Используя много разных связок логин:пароль от разных сервисов, можно забывать одну из них. Тут помогают средства восстановления, однако в WordPress эта функция не всегда корректно работает. Разберемся, как узнать и убрать эти сведения для злоумышленников.
Узнать, используя заводскую дыру
Самый распространенный способ, которым парсят логин от админки по URL: /?author=1 (страница нулевого автора). Увидеть эту проблему авторизации наглядно можно на любом неоптимизированном WordPress сайте, добавив приписку в урл:
Если проблема подтвердилось и на открывшейся странице отображаются приватные сведения, то совершить атаку на ваш сайт может рандомный пользователь.
Подводя итог, проблема отображения логина — одна из многих дыр в комплексной безопасности. Лучше ее убрать.
Узнать в базе данных
Работающая под управлением MySQL база данных, применяемая в WordPress, помогает также узнать логин. Этот метод, как и предыдущий безопасен, однако чтобы не нарушить работу ресурса, лучше ничего не менять в интерфейсе, а восстановить и узнать их.
Чтобы открыть панель управления БД, перейдите в менеджер вашего сервера (если не знаете как — уточните у технической поддержки, они подскажут где взять данные и урл панели), после нажмите на вкладку “Базы данных” (на иллюстрации ISPManager).
После выберите графический интерфейс. Часто это консоль PHPMyAdmin или ее аналог PHPPgAdmin. Их различие заключается в использовании в различных базах данных.
После этого откройте таблицу wp_users, отвечающую за всех пользователей, зарегистрированных в административной панеле. В случае с PMA это раздел в левом боковом меню.
После откроется панель, в которой по столбикам будут отображаться используемые для входа данные. Для непосредственного доступа к админке необходим первый и второй столбик: в первом (user_login) указан логин (узнать его), а во втором зашифрованный методом md5 пароль (user_pass).
Защищаем логин в WordPress
За все время существования CMS, в интернете есть лишь один плагин, который решает проблему безопасности никнейма. Если не прибегать к расширению, то можно воспользоваться системной функцией WordPress или редактированием веб-конфига.
При помощи Clearfy PRO
Самый легкий и наиболее понятный для новичка вариант. В целях безопасности и исправления технических ошибок, в клиарфае предусмотрена возможность скрытия отдельной страницы с логином так, чтобы её невозможно было определить.
Промик на покупку
Через PHP функцию
Один из вариантов самостоятельной правки — внедрение кастомной функции, которая будет решать поставленную задачу.
Чтобы ее вставить, перейдите во встроенный редактор тем (находится во вкладке “Внешний вид”) или найти в директиве темы файл functions.php и на самых последних строчках вставьте следующий фрагмент:
function wpbeginner_red_avtor() {
if ( is_author() || ( isset( $_GET['author'] ) && $_GET['author'] && !is_admin()) ) {
global $wp_query;
$wp_query->set_404();
status_header(404);
} else {
redirect_canonical();
}
}
remove_filter('template_redirect', 'redirect_canonical');
add_action('template_redirect', 'wpcbeginner_red_avtor');После того, как измените, обязательно сохраните их кликом по соответствующей кнопке.
Не исключена ситуация, при которой этот вариант окажет негативное влияние на сайт и работа ряда модулей, опций или часть верстки перестанут функционировать как должны. В таком случае, необходимо откатить изменения.

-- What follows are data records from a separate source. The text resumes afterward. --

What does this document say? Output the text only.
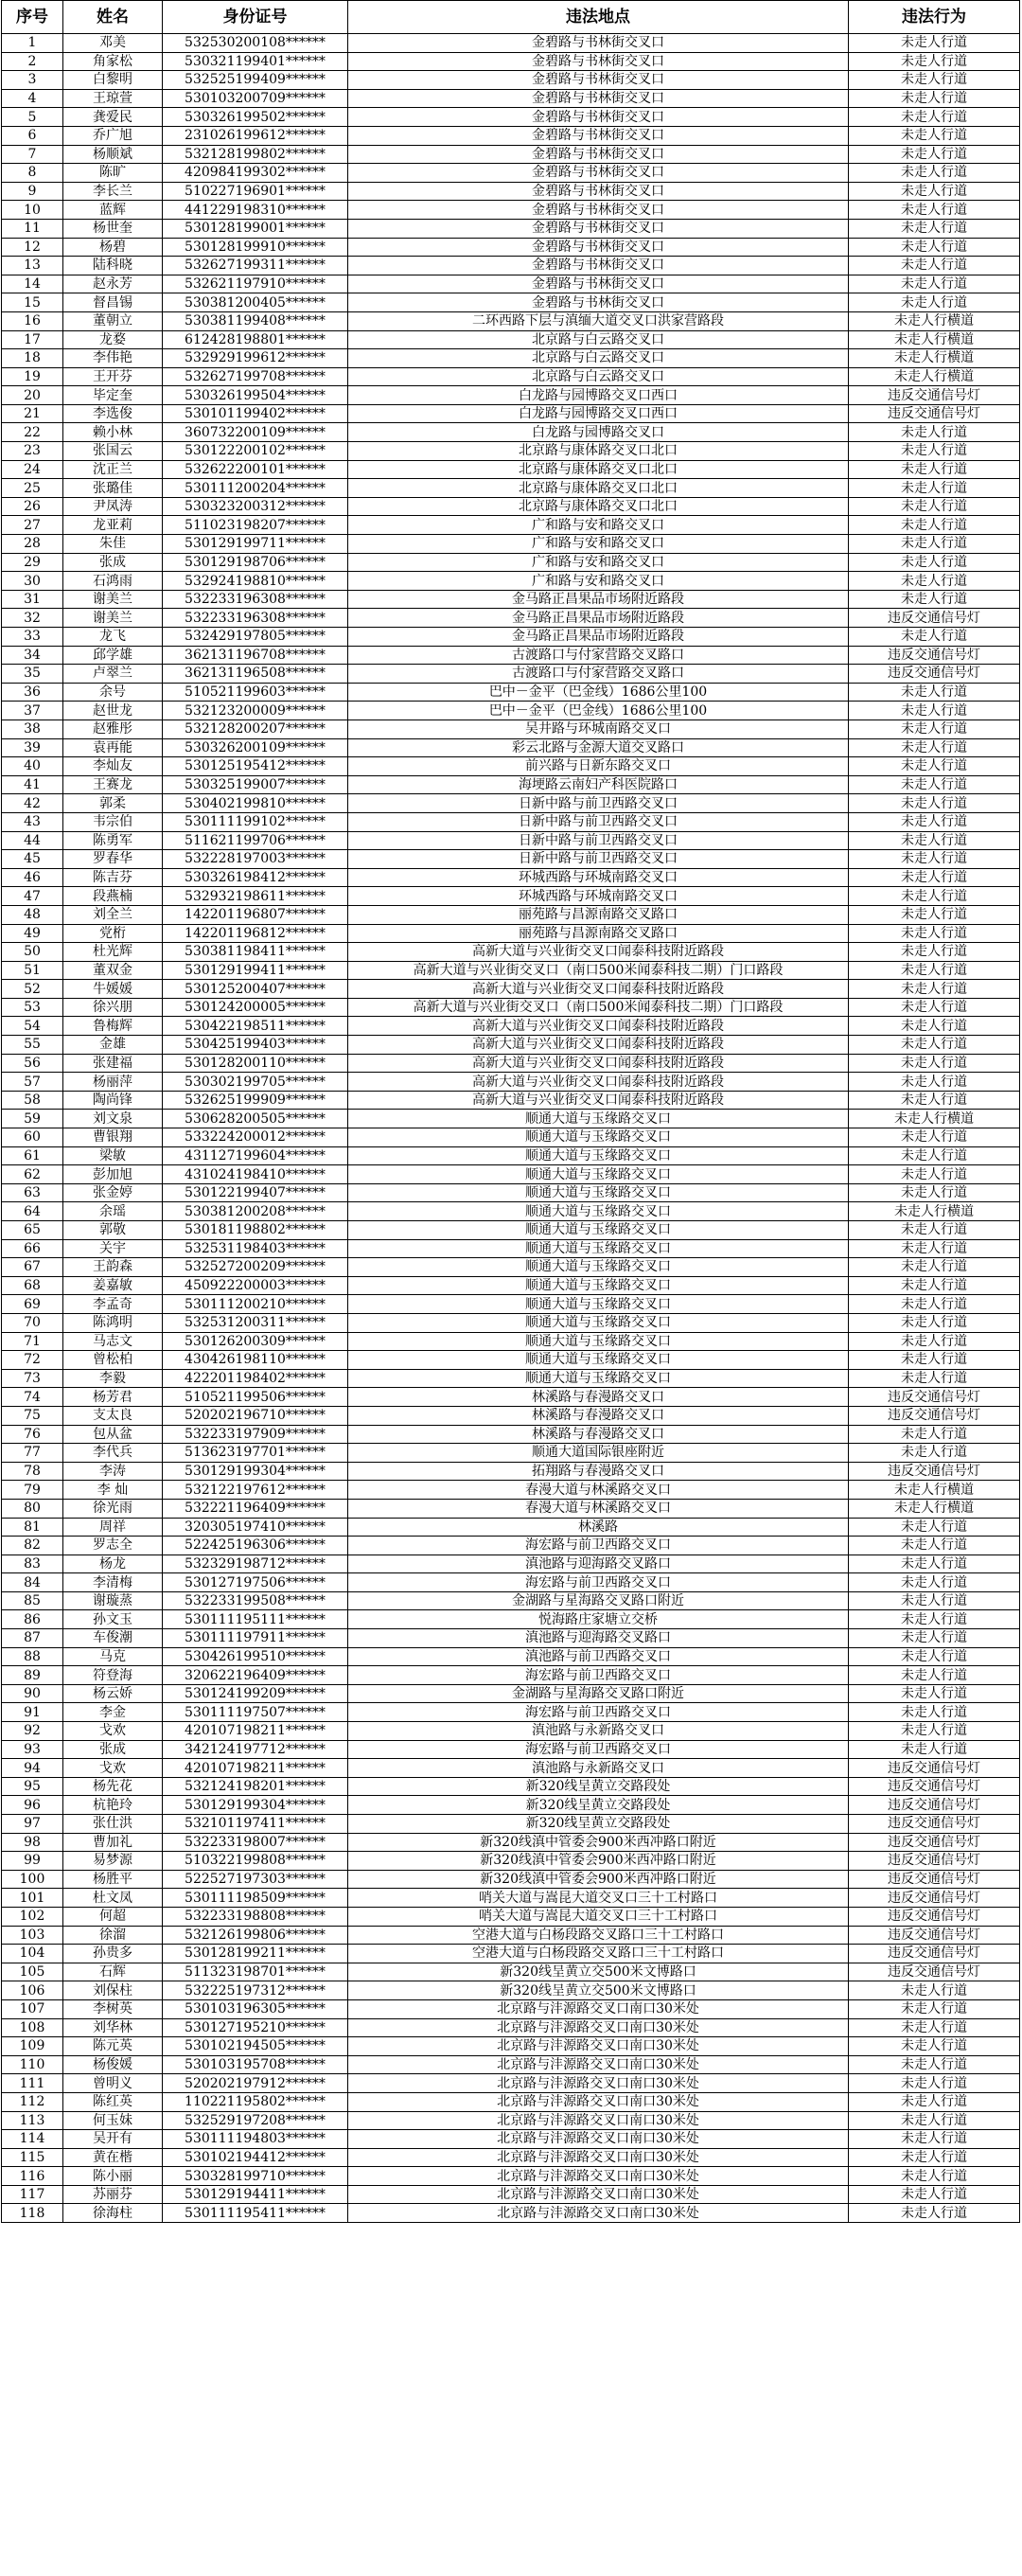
序号	姓名	身份证号	违法地点	违法行为
1	邓美	532530200108******	金碧路与书林街交叉口	未走人行道
2	角家松	530321199401******	金碧路与书林街交叉口	未走人行道
3	白黎明	532525199409******	金碧路与书林街交叉口	未走人行道
4	王琼萱	530103200709******	金碧路与书林街交叉口	未走人行道
5	龚爱民	530326199502******	金碧路与书林街交叉口	未走人行道
6	乔广旭	231026199612******	金碧路与书林街交叉口	未走人行道
7	杨顺斌	532128199802******	金碧路与书林街交叉口	未走人行道
8	陈旷	420984199302******	金碧路与书林街交叉口	未走人行道
9	李长兰	510227196901******	金碧路与书林街交叉口	未走人行道
10	蓝辉	441229198310******	金碧路与书林街交叉口	未走人行道
11	杨世奎	530128199001******	金碧路与书林街交叉口	未走人行道
12	杨碧	530128199910******	金碧路与书林街交叉口	未走人行道
13	陆科晓	532627199311******	金碧路与书林街交叉口	未走人行道
14	赵永芳	532621197910******	金碧路与书林街交叉口	未走人行道
15	督昌锡	530381200405******	金碧路与书林街交叉口	未走人行道
16	董朝立	530381199408******	二环西路下层与滇缅大道交叉口洪家营路段	未走人行横道
17	龙婺	612428198801******	北京路与白云路交叉口	未走人行横道
18	李伟艳	532929199612******	北京路与白云路交叉口	未走人行横道
19	王开芬	532627199708******	北京路与白云路交叉口	未走人行横道
20	毕定奎	530326199504******	白龙路与园博路交叉口西口	违反交通信号灯
21	李选俊	530101199402******	白龙路与园博路交叉口西口	违反交通信号灯
22	赖小林	360732200109******	白龙路与园博路交叉口	未走人行道
23	张国云	530122200102******	北京路与康体路交叉口北口	未走人行道
24	沈正兰	532622200101******	北京路与康体路交叉口北口	未走人行道
25	张璐佳	530111200204******	北京路与康体路交叉口北口	未走人行道
26	尹凤涛	530323200312******	北京路与康体路交叉口北口	未走人行道
27	龙亚莉	511023198207******	广和路与安和路交叉口	未走人行道
28	朱佳	530129199711******	广和路与安和路交叉口	未走人行道
29	张成	530129198706******	广和路与安和路交叉口	未走人行道
30	石鸿雨	532924198810******	广和路与安和路交叉口	未走人行道
31	谢美兰	532233196308******	金马路正昌果品市场附近路段	未走人行道
32	谢美兰	532233196308******	金马路正昌果品市场附近路段	违反交通信号灯
33	龙飞	532429197805******	金马路正昌果品市场附近路段	未走人行道
34	邱学雄	362131196708******	古渡路口与付家营路交叉路口	违反交通信号灯
35	卢翠兰	362131196508******	古渡路口与付家营路交叉路口	违反交通信号灯
36	余号	510521199603******	巴中－金平（巴金线）1686公里100	未走人行道
37	赵世龙	532123200009******	巴中－金平（巴金线）1686公里100	未走人行道
38	赵雅彤	532128200207******	吴井路与环城南路交叉口	未走人行道
39	袁再能	530326200109******	彩云北路与金源大道交叉路口	未走人行道
40	李灿友	530125195412******	前兴路与日新东路交叉口	未走人行道
41	王赛龙	530325199007******	海埂路云南妇产科医院路口	未走人行道
42	郭柔	530402199810******	日新中路与前卫西路交叉口	未走人行道
43	韦宗伯	530111199102******	日新中路与前卫西路交叉口	未走人行道
44	陈勇军	511621199706******	日新中路与前卫西路交叉口	未走人行道
45	罗春华	532228197003******	日新中路与前卫西路交叉口	未走人行道
46	陈吉芬	530326198412******	环城西路与环城南路交叉口	未走人行道
47	段燕楠	532932198611******	环城西路与环城南路交叉口	未走人行道
48	刘全兰	142201196807******	丽苑路与昌源南路交叉路口	未走人行道
49	党桁	142201196812******	丽苑路与昌源南路交叉路口	未走人行道
50	杜光辉	530381198411******	高新大道与兴业街交叉口闻泰科技附近路段	未走人行道
51	董双金	530129199411******	高新大道与兴业街交叉口（南口500米闻泰科技二期）门口路段	未走人行道
52	牛媛媛	530125200407******	高新大道与兴业街交叉口闻泰科技附近路段	未走人行道
53	徐兴朋	530124200005******	高新大道与兴业街交叉口（南口500米闻泰科技二期）门口路段	未走人行道
54	鲁梅辉	530422198511******	高新大道与兴业街交叉口闻泰科技附近路段	未走人行道
55	金雄	530425199403******	高新大道与兴业街交叉口闻泰科技附近路段	未走人行道
56	张建福	530128200110******	高新大道与兴业街交叉口闻泰科技附近路段	未走人行道
57	杨丽萍	530302199705******	高新大道与兴业街交叉口闻泰科技附近路段	未走人行道
58	陶尚锋	532625199909******	高新大道与兴业街交叉口闻泰科技附近路段	未走人行道
59	刘文泉	530628200505******	顺通大道与玉缘路交叉口	未走人行横道
60	曹银翔	533224200012******	顺通大道与玉缘路交叉口	未走人行道
61	梁敏	431127199604******	顺通大道与玉缘路交叉口	未走人行道
62	彭加旭	431024198410******	顺通大道与玉缘路交叉口	未走人行道
63	张金婷	530122199407******	顺通大道与玉缘路交叉口	未走人行道
64	余瑶	530381200208******	顺通大道与玉缘路交叉口	未走人行横道
65	郭敬	530181198802******	顺通大道与玉缘路交叉口	未走人行道
66	关宇	532531198403******	顺通大道与玉缘路交叉口	未走人行道
67	王韵森	532527200209******	顺通大道与玉缘路交叉口	未走人行道
68	姜嘉敏	450922200003******	顺通大道与玉缘路交叉口	未走人行道
69	李孟奇	530111200210******	顺通大道与玉缘路交叉口	未走人行道
70	陈鸿明	532531200311******	顺通大道与玉缘路交叉口	未走人行道
71	马志文	530126200309******	顺通大道与玉缘路交叉口	未走人行道
72	曾松柏	430426198110******	顺通大道与玉缘路交叉口	未走人行道
73	李毅	422201198402******	顺通大道与玉缘路交叉口	未走人行道
74	杨芳君	510521199506******	林溪路与春漫路交叉口	违反交通信号灯
75	支太良	520202196710******	林溪路与春漫路交叉口	违反交通信号灯
76	包从盆	532233197909******	林溪路与春漫路交叉口	未走人行道
77	李代兵	513623197701******	顺通大道国际银座附近	未走人行道
78	李涛	530129199304******	拓翔路与春漫路交叉口	违反交通信号灯
79	李 灿	532122197612******	春漫大道与林溪路交叉口	未走人行横道
80	徐光雨	532221196409******	春漫大道与林溪路交叉口	未走人行横道
81	周祥	320305197410******	林溪路	未走人行道
82	罗志全	522425196306******	海宏路与前卫西路交叉口	未走人行道
83	杨龙	532329198712******	滇池路与迎海路交叉路口	未走人行道
84	李清梅	530127197506******	海宏路与前卫西路交叉口	未走人行道
85	谢璇蒸	532233199508******	金湖路与星海路交叉路口附近	未走人行道
86	孙文玉	530111195111******	悦海路庄家塘立交桥	未走人行道
87	车俊潮	530111197911******	滇池路与迎海路交叉路口	未走人行道
88	马克	530426199510******	滇池路与前卫西路交叉口	未走人行道
89	符登海	320622196409******	海宏路与前卫西路交叉口	未走人行道
90	杨云娇	530124199209******	金湖路与星海路交叉路口附近	未走人行道
91	李金	530111197507******	海宏路与前卫西路交叉口	未走人行道
92	戈欢	420107198211******	滇池路与永新路交叉口	未走人行道
93	张成	342124197712******	海宏路与前卫西路交叉口	未走人行道
94	戈欢	420107198211******	滇池路与永新路交叉口	违反交通信号灯
95	杨先花	532124198201******	新320线呈黄立交路段处	违反交通信号灯
96	杭艳玲	530129199304******	新320线呈黄立交路段处	违反交通信号灯
97	张仕洪	532101197411******	新320线呈黄立交路段处	违反交通信号灯
98	曹加礼	532233198007******	新320线滇中管委会900米西冲路口附近	违反交通信号灯
99	易梦源	510322199808******	新320线滇中管委会900米西冲路口附近	违反交通信号灯
100	杨胜平	522527197303******	新320线滇中管委会900米西冲路口附近	违反交通信号灯
101	杜文凤	530111198509******	哨关大道与嵩昆大道交叉口三十工村路口	违反交通信号灯
102	何超	532233198808******	哨关大道与嵩昆大道交叉口三十工村路口	违反交通信号灯
103	徐溜	532126199806******	空港大道与白杨段路交叉路口三十工村路口	违反交通信号灯
104	孙贵多	530128199211******	空港大道与白杨段路交叉路口三十工村路口	违反交通信号灯
105	石辉	511323198701******	新320线呈黄立交500米文博路口	违反交通信号灯
106	刘保柱	532225197312******	新320线呈黄立交500米文博路口	未走人行道
107	李树英	530103196305******	北京路与沣源路交叉口南口30米处	未走人行道
108	刘华林	530127195210******	北京路与沣源路交叉口南口30米处	未走人行道
109	陈元英	530102194505******	北京路与沣源路交叉口南口30米处	未走人行道
110	杨俊媛	530103195708******	北京路与沣源路交叉口南口30米处	未走人行道
111	曾明义	520202197912******	北京路与沣源路交叉口南口30米处	未走人行道
112	陈红英	110221195802******	北京路与沣源路交叉口南口30米处	未走人行道
113	何玉妹	532529197208******	北京路与沣源路交叉口南口30米处	未走人行道
114	吴开有	530111194803******	北京路与沣源路交叉口南口30米处	未走人行道
115	黄在楷	530102194412******	北京路与沣源路交叉口南口30米处	未走人行道
116	陈小丽	530328199710******	北京路与沣源路交叉口南口30米处	未走人行道
117	苏丽芬	530129194411******	北京路与沣源路交叉口南口30米处	未走人行道
118	徐海柱	530111195411******	北京路与沣源路交叉口南口30米处	未走人行道
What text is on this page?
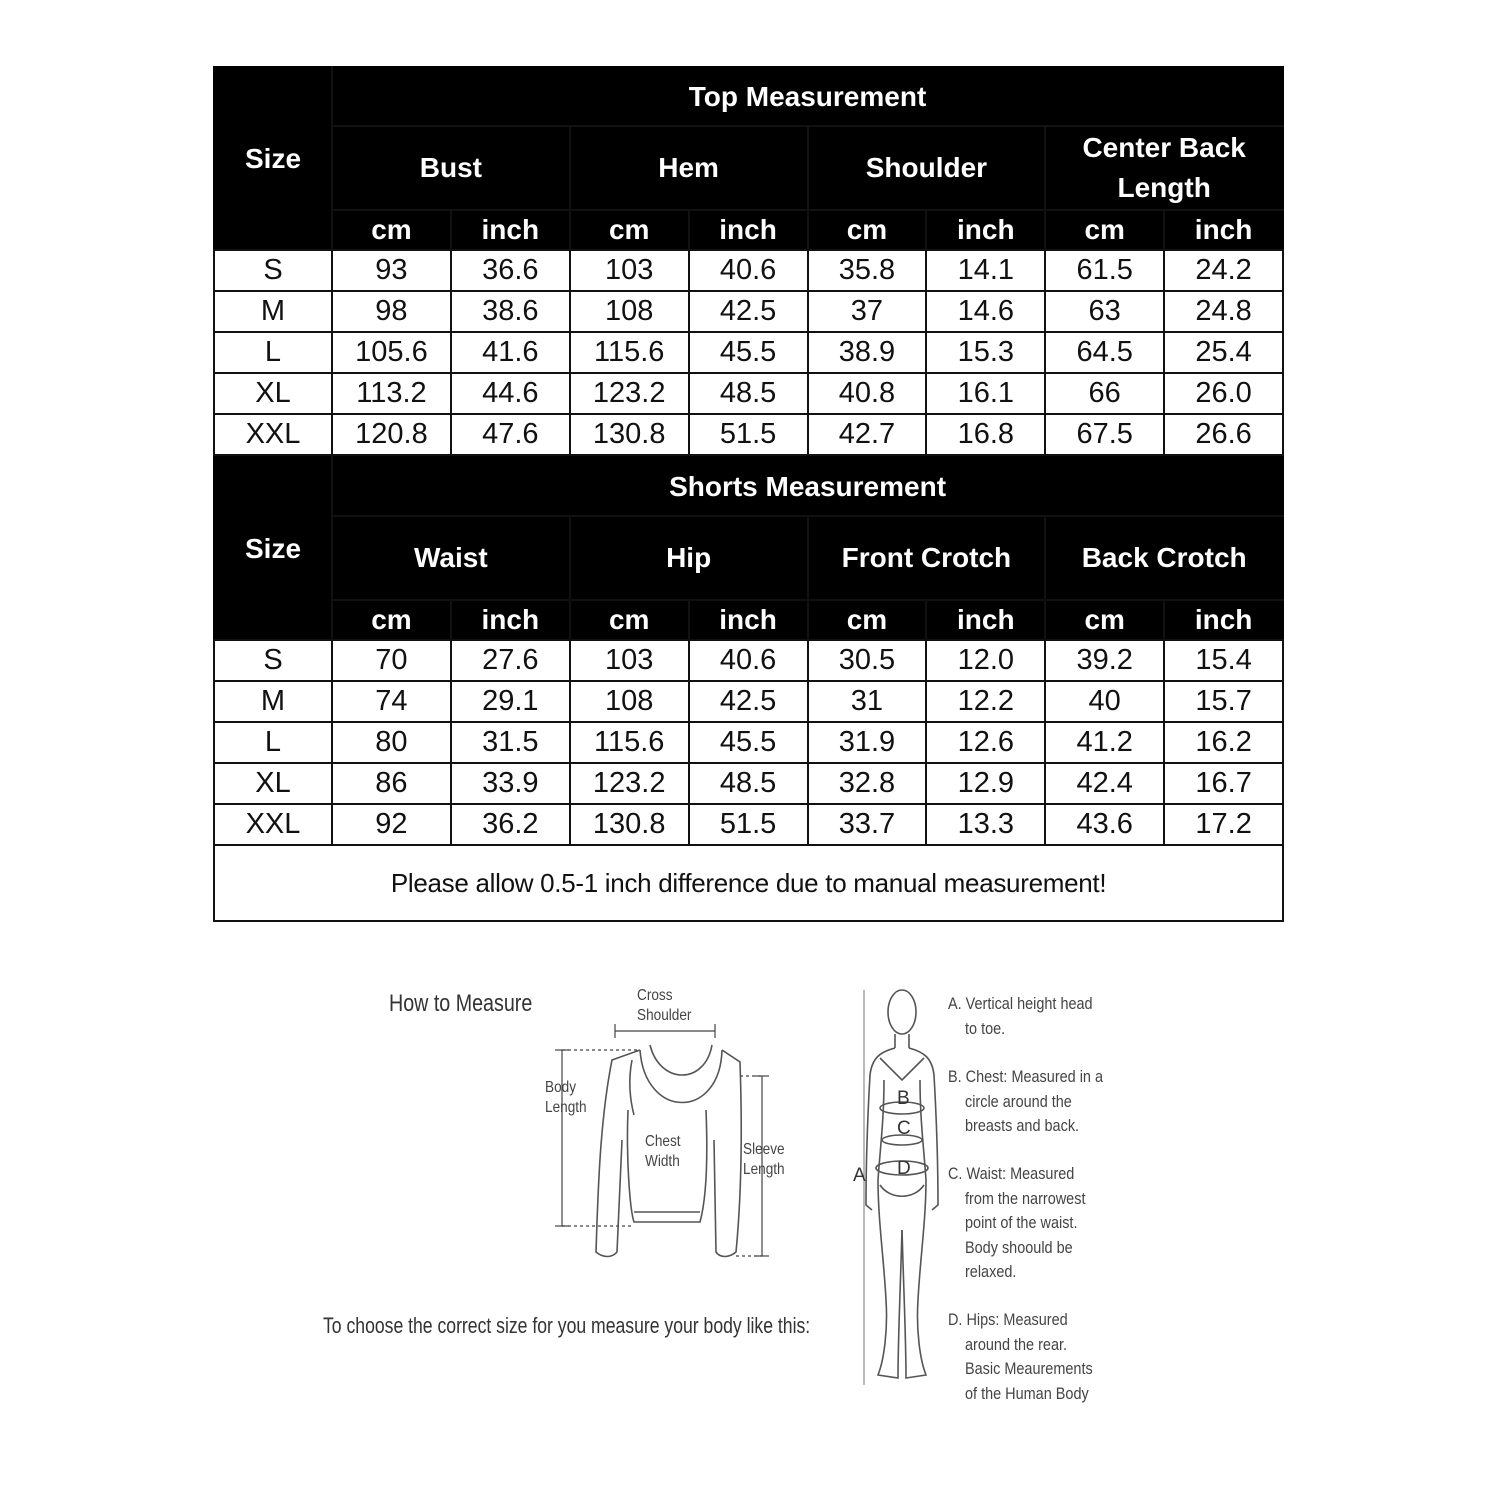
Size	Top Measurement							
	Bust		Hem		Shoulder		Center Back Length	
	cm	inch	cm	inch	cm	inch	cm	inch
S	93	36.6	103	40.6	35.8	14.1	61.5	24.2
M	98	38.6	108	42.5	37	14.6	63	24.8
L	105.6	41.6	115.6	45.5	38.9	15.3	64.5	25.4
XL	113.2	44.6	123.2	48.5	40.8	16.1	66	26.0
XXL	120.8	47.6	130.8	51.5	42.7	16.8	67.5	26.6
Size	Shorts Measurement							
	Waist		Hip		Front Crotch		Back Crotch	
	cm	inch	cm	inch	cm	inch	cm	inch
S	70	27.6	103	40.6	30.5	12.0	39.2	15.4
M	74	29.1	108	42.5	31	12.2	40	15.7
L	80	31.5	115.6	45.5	31.9	12.6	41.2	16.2
XL	86	33.9	123.2	48.5	32.8	12.9	42.4	16.7
XXL	92	36.2	130.8	51.5	33.7	13.3	43.6	17.2
Please allow 0.5-1 inch difference due to manual measurement!								
How to Measure
B
C
D
A
Cross
Shoulder
Body
Length
Chest
Width
Sleeve
Length
A. Vertical height head
to toe.
B. Chest: Measured in a
circle around the
breasts and back.
C. Waist: Measured
from the narrowest
point of the waist.
Body shoould be
relaxed.
D. Hips: Measured
around the rear.
Basic Meaurements
of the Human Body
To choose the correct size for you measure your body like this:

Изменяя конфигурацию веб-сервера
Крайне сложный и непонятный новичкам в области вебмастеринга способ. В нем необходимо прибегнуть к файлу .htaccess, отвечающего за правильную работу всего хостинга.
Прежде чем его редактировать, обязательно удостоверьтесь в том, что прочли все инструкции. На всякий случай можно попросить сотрудников технической поддержки в рамках системного администрирования произвести настройки самим.
Для начала найдите строчку “#END WordPress” — все вносимые администратором правила должны идти после нее. Дальше вставьте код, изменив site.ru на адрес вашего ресурса:
RewriteCond %{REQUEST_URI} ^/$
RewriteCond %{QUERY_STRING} ^/?author=([0-9]*)
RewriteRule ^(.*)$ https://site.ru/? [L,R=301]
Redirect 301 /author https://site.ru/Теперь сохраните изменения и проверьте сайт на возможные ошибки. Также в коде я не советую изменять 301 редирект на 404, потому что перманентное перенаправление поможет уменьшить объем используемых ресурсов сервера.